Kiko gritava orientações com as mãos espalmadas ao lado da boca, enquanto Mayra buscava alguma brecha para encaixar um golpe. Não conseguiu. Contou com uma punição da alemã para avançar. Quando o cronômetro zerou, Kiko suspirou fundo e dona Leila resumiu o clima tenso:
– Que sufoco – comentou com familiares.Haveria um intervalo de algumas horas para recuperar os nervos para a semifinal.
Bom-humor nas provocações
Pouco antes da semifinal, um grupo de franceses, animado com Audrey Tcheumeo, trocou provocações bem-humoradas com o grupo da Sogipa, que respondia:
– Gosto muito da Tcheumeo. Acho que merece a medalha de bronze.
Judoca experiente, Tcheumeo conquistara o bronze junto com Mayra em 2012. O retrospecto dos confrontos, porém, era amplamente favorável à gaúcha, que a vencera cinco vezes em seis lutas.
A luta, mais uma vez, foi estudada. Uma punição logo no início deixou Tcheumeo na frente, mas a francesa também recebeu uma sanção logo depois. Quando o árbitro sancionou Mayra mais uma vez, Kiko e a turma da Sogipa foram à loucura. De pé, o técnico chacoalhou a grade que separa o público do tatame. Não podia acreditar na injustiça. Sob vaias fortes do público, o cronômetro zerou, decretando que o fim sonhado para o ciclo olímpico de Mayra não seria concretizado.
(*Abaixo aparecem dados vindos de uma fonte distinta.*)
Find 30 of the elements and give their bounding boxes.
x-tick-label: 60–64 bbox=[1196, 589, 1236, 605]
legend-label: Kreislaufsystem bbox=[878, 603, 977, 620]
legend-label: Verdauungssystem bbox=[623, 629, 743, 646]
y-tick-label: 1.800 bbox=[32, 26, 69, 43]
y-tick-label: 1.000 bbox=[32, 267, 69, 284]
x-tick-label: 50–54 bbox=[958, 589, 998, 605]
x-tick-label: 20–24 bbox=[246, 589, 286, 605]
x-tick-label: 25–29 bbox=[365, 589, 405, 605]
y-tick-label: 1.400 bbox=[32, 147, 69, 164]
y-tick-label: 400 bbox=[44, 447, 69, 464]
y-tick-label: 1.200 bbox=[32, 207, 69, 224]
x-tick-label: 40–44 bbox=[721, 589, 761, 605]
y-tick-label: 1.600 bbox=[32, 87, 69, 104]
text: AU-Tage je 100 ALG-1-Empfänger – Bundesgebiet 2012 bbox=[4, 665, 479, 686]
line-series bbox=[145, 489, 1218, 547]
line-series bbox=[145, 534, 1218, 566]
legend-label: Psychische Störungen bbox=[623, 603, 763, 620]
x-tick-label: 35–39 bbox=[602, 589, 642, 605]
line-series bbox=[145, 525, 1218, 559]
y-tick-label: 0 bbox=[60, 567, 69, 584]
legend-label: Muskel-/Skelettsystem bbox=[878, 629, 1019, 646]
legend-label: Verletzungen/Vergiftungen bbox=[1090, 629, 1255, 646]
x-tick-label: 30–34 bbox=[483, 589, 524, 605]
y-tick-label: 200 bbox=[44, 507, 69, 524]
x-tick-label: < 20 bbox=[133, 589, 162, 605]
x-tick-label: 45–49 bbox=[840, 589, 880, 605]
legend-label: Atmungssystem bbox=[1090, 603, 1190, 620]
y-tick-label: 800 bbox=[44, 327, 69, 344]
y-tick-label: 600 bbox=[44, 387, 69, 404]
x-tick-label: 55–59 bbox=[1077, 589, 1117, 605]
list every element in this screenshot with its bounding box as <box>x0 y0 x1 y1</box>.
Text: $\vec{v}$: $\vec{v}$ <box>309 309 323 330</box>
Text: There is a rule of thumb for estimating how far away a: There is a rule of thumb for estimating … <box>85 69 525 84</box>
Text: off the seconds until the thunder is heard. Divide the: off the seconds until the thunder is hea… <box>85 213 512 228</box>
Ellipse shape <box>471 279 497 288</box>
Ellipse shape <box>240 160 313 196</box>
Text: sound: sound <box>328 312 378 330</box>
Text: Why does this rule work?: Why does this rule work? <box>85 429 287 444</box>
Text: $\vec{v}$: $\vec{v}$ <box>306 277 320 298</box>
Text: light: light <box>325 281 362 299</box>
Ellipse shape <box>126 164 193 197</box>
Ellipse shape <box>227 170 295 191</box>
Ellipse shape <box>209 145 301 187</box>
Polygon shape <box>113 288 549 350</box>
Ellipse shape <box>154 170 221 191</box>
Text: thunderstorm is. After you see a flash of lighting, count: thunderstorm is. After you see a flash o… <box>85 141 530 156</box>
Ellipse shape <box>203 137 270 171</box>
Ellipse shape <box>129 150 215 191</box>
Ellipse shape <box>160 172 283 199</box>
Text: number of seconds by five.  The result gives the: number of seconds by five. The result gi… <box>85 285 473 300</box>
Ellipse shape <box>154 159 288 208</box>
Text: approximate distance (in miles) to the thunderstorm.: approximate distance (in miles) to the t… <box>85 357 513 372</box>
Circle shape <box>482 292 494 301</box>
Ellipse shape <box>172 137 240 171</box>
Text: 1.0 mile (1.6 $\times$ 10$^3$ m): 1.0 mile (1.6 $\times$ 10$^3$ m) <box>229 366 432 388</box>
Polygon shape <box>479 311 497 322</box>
As lágrimas que escorriam do rosto da judoca ao deixar o tatame já não estavam lá quando entrou para garantir o lugar que lhe era de direito no pódio. O ritual pré-luta, com a fala de Kiko e os tapas "à la Cielo", surtiram efeito. Mayra dominou a cubana, pontuou com um yuko no início e foi sempre agressiva para assegurar a medalha.
Na saída do tatame, ao passar pela torcida mais fanática da Arena Carioca 2, esboçou o primeiro sorriso do dia e não se conteve. Subiu na grade para se juntar aos seus.
Àquela altura, a irmã Hellen já tinha o braço envolto sobre a mãe, e a dupla chorava mais uma conquista. Sobraram abraços em meio aos flashes dos fotógrafos, e Mayra ordenava à irmã:
– Tu não vai embora agora! Tu vai ficar! – pedido que foi atendida de imediato.
O gosto amargo de uma derrota sofrida fora dissipado mais uma vez, assim como em Londres. Mayra se transformava em uma especialista em reviravoltas relâmpago, e o roer de unhas do dia mais tenso dos gaúchos na Olimpíada tinha valido a pena. Em meio a Kiko, Hellen, Júlio, o namorado Eduardo, dona Leila e a turma da Sogipa, chegara o momento de soltar as lágrimas que Mayra engoliu para retornar ao pódio mais disputado do mundo esportivo.